Here’s a gift link to Thomas Edsall’s latest piece, which as usual is a collection of comments from various academic observers of current political events, interspersed with his commentary. Rather than quote from it — there are too many insights to quote and you should just read it — I’ll summarize what Edsall and his correspondents see as the state of play:
(1) The Trump administration is desperately eager to provoke some sort of serious violent confrontation in a large American city, preferably in a blue state of course.
(2) Sending troops to occupy cities under false pretenses of urban (if you know what I mean) disorder is a strategy designed to create violence rather than prevent it.
(3) The murder of Charlie Kirk has accelerated plans that were clearly already in place to produce such violent confrontations, which would then be used as pretexts for mass authoritarian repression.
(4) A key element of all this is to use military and paramilitary force to intimidate anti-MAGA voters from going to the polls, and/or to declare some sort of state of emergency that suspends normal politics.
(5) The administration’s claims for deploying state violence against American cities are so obviously pretextual that there’s some hope that courts may continue to interfere with the unfolding of this plan in a meaningful way.
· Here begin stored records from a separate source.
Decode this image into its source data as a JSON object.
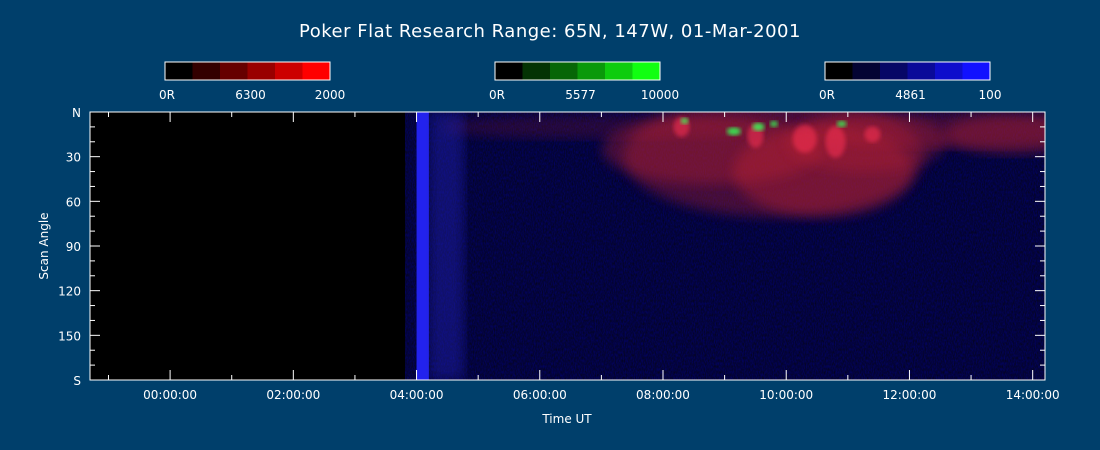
{
  "chart_data": {
    "type": "heatmap",
    "title": "Poker Flat Research Range: 65N, 147W, 01-Mar-2001",
    "xlabel": "Time UT",
    "ylabel": "Scan Angle",
    "x_ticks": [
      "00:00:00",
      "02:00:00",
      "04:00:00",
      "06:00:00",
      "08:00:00",
      "10:00:00",
      "12:00:00",
      "14:00:00"
    ],
    "y_ticks": [
      "N",
      "30",
      "60",
      "90",
      "120",
      "150",
      "S"
    ],
    "xlim_hours": [
      -1.3,
      14.2
    ],
    "ylim_deg": [
      0,
      180
    ],
    "colorbars": [
      {
        "name": "6300",
        "min_label": "0R",
        "max_label": "2000",
        "color": "#ff0000",
        "steps": 6
      },
      {
        "name": "5577",
        "min_label": "0R",
        "max_label": "10000",
        "color": "#11ff11",
        "steps": 6
      },
      {
        "name": "4861",
        "min_label": "0R",
        "max_label": "100",
        "color": "#1111ff",
        "steps": 6
      }
    ],
    "features": {
      "data_start_hour": 4.0,
      "blue_band_hours": [
        4.0,
        4.2
      ],
      "red_aurora_hours": [
        8.0,
        12.0
      ],
      "green_arcs_hours": [
        8.3,
        11.2
      ]
    }
  }
}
That is why the administration is looking to invoking the insurrection act so as to bypass the courts altogether.
A couple of Edsall’s correspondents note that the speed and coordination of the administration’s response after Kirk’s murder indicate the extent to which this was all very much in place well before that extremely convenient event.
We are dangling from a precipice at the moment, on the brink of tumbling into an authoritarian void, although the public as a whole remains almost completely oblivious to any of this.